The key will be value, with acquirers trying to find companies whose shares remain beaten down from the bear market that destroyed 50 percent of Wall Street's worth from October 2007 until March 2009.
"This is an extraordinary opportunity for combinations of businesses at prices that make sense," says Peter J. Tanous, president and director at Lynx Investment Advisory in Washington, D.C. "There was a period of time when acquisitions were based on exuberance, but the numbers didn't quite work. The numbers work a lot better now. I think we're going to see a lot more M&A activity and this time it's going to be a lot better thought-out and more sensible."
Another factor that could spur M&A is the market's performance since reaching the March lows.
Stocks have regained half those losses, and buyers looking to snap up smaller companies will be compelled to do so in case the market continues to rise, Tanous says.
"I have never seen such unanimity of opinion among professional investment people that we are going to have a major correction," he says. "The rationale for that is very compelling, but I am concerned that everybody expects it and that usually is a contrarian bullish sign."
As economists continue to see the US recession coming to an end that would further stimulate buyouts, particularly of companies not sensitive to the buying power of US consumers, who are likely to continue to face difficult times until unemployment subsides.
"Companies are looking forward and beginning to pull in some of their missing links," says Peter Cardillo, chief economist at Avalon Partners in New York. "The more consolidation and more mergers we see suggests that corporate America is certainly much more enthused about the global economic rebound as opposed to consumers."
To be sure, investors looking to time M&A activity and buy companies that appear to be in line for such moves are playing a dangerous game. But market experts say there are flags for companies that seem ripe on both sides of the equation.
The simplest view is to find companies with strong assets and low debt against companies laden with leverage and not much access to credit markets.
"It's fair to say that the strong probably stay status quo," Lyman says. "But those companies with weak balance sheets heavily reliant on leverage and credit and difficulty obtaining that are now weakened. It's a perfect opportunity for companies to exercise financial Darwinism. It's survival of the fittest."
"I would never recommend to a retail investor as a matter of strategy to try and play it, because you'll lose," Tanous adds. "But the way to improve your odds is to buy beaten-down stocks that have value primarily in terms of undervalued assets. That's the typical value-investor thesis."
For those who are fortunate enough to get in on a deal, the rule of thumb is that short-term investors benefit from owning the acquiree, while long-term investors will want to own acquirers.
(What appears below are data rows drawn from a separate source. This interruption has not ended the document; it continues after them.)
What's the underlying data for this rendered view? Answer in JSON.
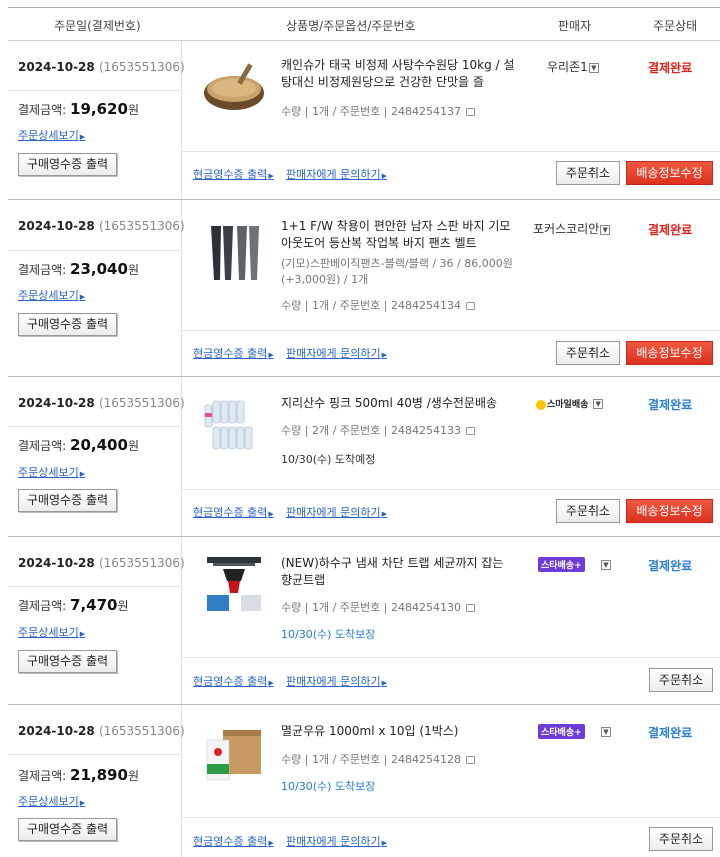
{
  "header": {
    "col_date": "주문일(결제번호)",
    "col_product": "상품명/주문옵션/주문번호",
    "col_seller": "판매자",
    "col_status": "주문상태"
  },
  "common": {
    "payment_label": "결제금액:",
    "currency": "원",
    "detail_link": "주문상세보기",
    "receipt_button": "구매영수증 출력",
    "cash_receipt_link": "현금영수증 출력",
    "ask_seller_link": "판매자에게 문의하기",
    "cancel_button": "주문취소",
    "shipping_edit_button": "배송정보수정",
    "qty_label": "수량",
    "order_no_label": "주문번호"
  },
  "orders": [
    {
      "date": "2024-10-28",
      "payment_no": "(1653551306)",
      "amount": "19,620",
      "product_name": "캐인슈가 태국 비정제 사탕수수원당 10kg / 설탕대신 비정제원당으로 건강한 단맛을 즐",
      "option": "",
      "qty": "1개",
      "order_no": "2484254137",
      "eta": "",
      "seller": "우리존1",
      "seller_type": "text",
      "status": "결제완료",
      "status_color": "#e0201b",
      "image": "brown-sugar-bowl"
    },
    {
      "date": "2024-10-28",
      "payment_no": "(1653551306)",
      "amount": "23,040",
      "product_name": "1+1 F/W 착용이 편안한 남자 스판 바지 기모 아웃도어 등산복 작업복 바지 팬츠 벨트",
      "option": "(기모)스판베이직팬츠-블랙/블랙 / 36 / 86,000원(+3,000원) / 1개",
      "qty": "1개",
      "order_no": "2484254134",
      "eta": "",
      "seller": "포커스코리안",
      "seller_type": "text",
      "status": "결제완료",
      "status_color": "#e0201b",
      "image": "pants"
    },
    {
      "date": "2024-10-28",
      "payment_no": "(1653551306)",
      "amount": "20,400",
      "product_name": "지리산수 핑크 500ml 40병 /생수전문배송",
      "option": "",
      "qty": "2개",
      "order_no": "2484254133",
      "eta": "10/30(수) 도착예정",
      "seller": "스마일배송",
      "seller_type": "smile",
      "status": "결제완료",
      "status_color": "#2a7ed1",
      "image": "water-bottles"
    },
    {
      "date": "2024-10-28",
      "payment_no": "(1653551306)",
      "amount": "7,470",
      "product_name": "(NEW)하수구 냄새 차단 트랩 세균까지 잡는 향균트랩",
      "option": "",
      "qty": "1개",
      "order_no": "2484254130",
      "eta": "10/30(수) 도착보장",
      "seller": "스타배송+",
      "seller_type": "star",
      "status": "결제완료",
      "status_color": "#2a7ed1",
      "image": "drain-trap"
    },
    {
      "date": "2024-10-28",
      "payment_no": "(1653551306)",
      "amount": "21,890",
      "product_name": "멸균우유 1000ml x 10입 (1박스)",
      "option": "",
      "qty": "1개",
      "order_no": "2484254128",
      "eta": "10/30(수) 도착보장",
      "seller": "스타배송+",
      "seller_type": "star",
      "status": "결제완료",
      "status_color": "#2a7ed1",
      "image": "milk-box"
    }
  ]
}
"Investors in companies that are taken over will do well," Tanous says. "But I do not expect lush premiums. I think those days are probably behind us, and the effects of the M&A activity will be much more focused on the synergy of the combined company rather than on a huge premium to the acquired company."
Besides, if the trend holds up then those holding a broad market focus could be biggest beneficiaries of all.
"For this (rally) to have legs you're going to have to have some M&A," says Uri Landesman, head of global growth strategist at ING Investment Management in New York. "I don't think this level would be substantiated without it. If we're going to see a much higher market, M&A is going to have to be a part."